Lot of 13 items (above) sold for $550 plus auction fees.
To complicate matters the savvy buyer/seller began turning these around to a different venue the very day the auction hammer fell. During the weeks leading up to Halloween, the diecuts sold separately for roughly around $100+ each. This introduces 2 questions --- How rare is an item that is churning between venues? And what is the actual value when an item is selling to different audiences who may have different perceptions of the market?
TWO: Like any category, some items will likely remain more elusive than others.... but it seems imperative that long-time collectors begin to provide better evidence of their research regarding production and availability dates of products available to both U.S./Canadian markets as well as across the ocean. It appears now that much of the existing stock was cross-marketed to various holiday celebrations inside and outside the borders of the country of manufacturer, and for more years than previously believed?

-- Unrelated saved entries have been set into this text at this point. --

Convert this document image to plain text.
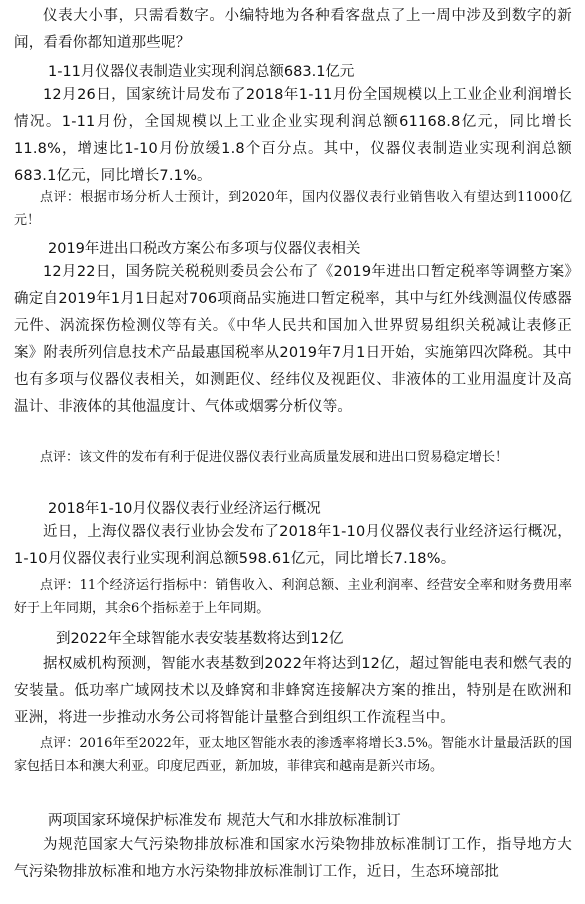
仪表大小事，只需看数字。小编特地为各种看客盘点了上一周中涉及到数字的新闻，看看你都知道那些呢？

1-11月仪器仪表制造业实现利润总额683.1亿元

12月26日，国家统计局发布了2018年1-11月份全国规模以上工业企业利润增长情况。1-11月份，全国规模以上工业企业实现利润总额61168.8亿元，同比增长11.8%，增速比1-10月份放缓1.8个百分点。其中，仪器仪表制造业实现利润总额683.1亿元，同比增长7.1%。

点评：根据市场分析人士预计，到2020年，国内仪器仪表行业销售收入有望达到11000亿元！

2019年进出口税改方案公布多项与仪器仪表相关

12月22日，国务院关税税则委员会公布了《2019年进出口暂定税率等调整方案》确定自2019年1月1日起对706项商品实施进口暂定税率，其中与红外线测温仪传感器元件、涡流探伤检测仪等有关。《中华人民共和国加入世界贸易组织关税减让表修正案》附表所列信息技术产品最惠国税率从2019年7月1日开始，实施第四次降税。其中也有多项与仪器仪表相关，如测距仪、经纬仪及视距仪、非液体的工业用温度计及高温计、非液体的其他温度计、气体或烟雾分析仪等。

点评：该文件的发布有利于促进仪器仪表行业高质量发展和进出口贸易稳定增长！

2018年1-10月仪器仪表行业经济运行概况

近日，上海仪器仪表行业协会发布了2018年1-10月仪器仪表行业经济运行概况，1-10月仪器仪表行业实现利润总额598.61亿元，同比增长7.18%。

点评：11个经济运行指标中：销售收入、利润总额、主业利润率、经营安全率和财务费用率好于上年同期，其余6个指标差于上年同期。

到2022年全球智能水表安装基数将达到12亿

据权威机构预测，智能水表基数到2022年将达到12亿，超过智能电表和燃气表的安装量。低功率广域网技术以及蜂窝和非蜂窝连接解决方案的推出，特别是在欧洲和亚洲，将进一步推动水务公司将智能计量整合到组织工作流程当中。

点评：2016年至2022年，亚太地区智能水表的渗透率将增长3.5%。智能水计量最活跃的国家包括日本和澳大利亚。印度尼西亚，新加坡，菲律宾和越南是新兴市场。

两项国家环境保护标准发布 规范大气和水排放标准制订

为规范国家大气污染物排放标准和国家水污染物排放标准制订工作，指导地方大气污染物排放标准和地方水污染物排放标准制订工作，近日，生态环境部批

For example, the vintage witch design (shown above) sold during 2015 as a pair for $1400. One guidebook references the characters from this set of seven as rare with availability only during the 1920s.
However, a German-language catalog page (above) shows these (as well as one well-known devil) seemingly available within the country of origin as recent as 1968-1970!?! See this entry: Seven Spooks in Narrenfibel 1968 / 1970. What is the larger story here, and how does this effect true rarity and price?
The German diecut (at top of the collage) has lately been re-photographed by the buyer and viewable on a site touting the esteem of high-value vintage Halloween collectibles. For this diecut it was a quick and interesting turn of events, something that actually happens more frequently (within all categories) than an average onlooker might guess. Having seen this diecut before in other collections --- what is the actual story of this item? Considering what was shown in examples one and two, what was its production and availability history?
While I know this entry is likely raising more questions than it is offering answers, I believe these are important to consider --- if for no other reason than to have as mental references when reading the price (often sensational) or language (often hyperbole) attached to any vintage piece, until such time as better records are offered and/or evident.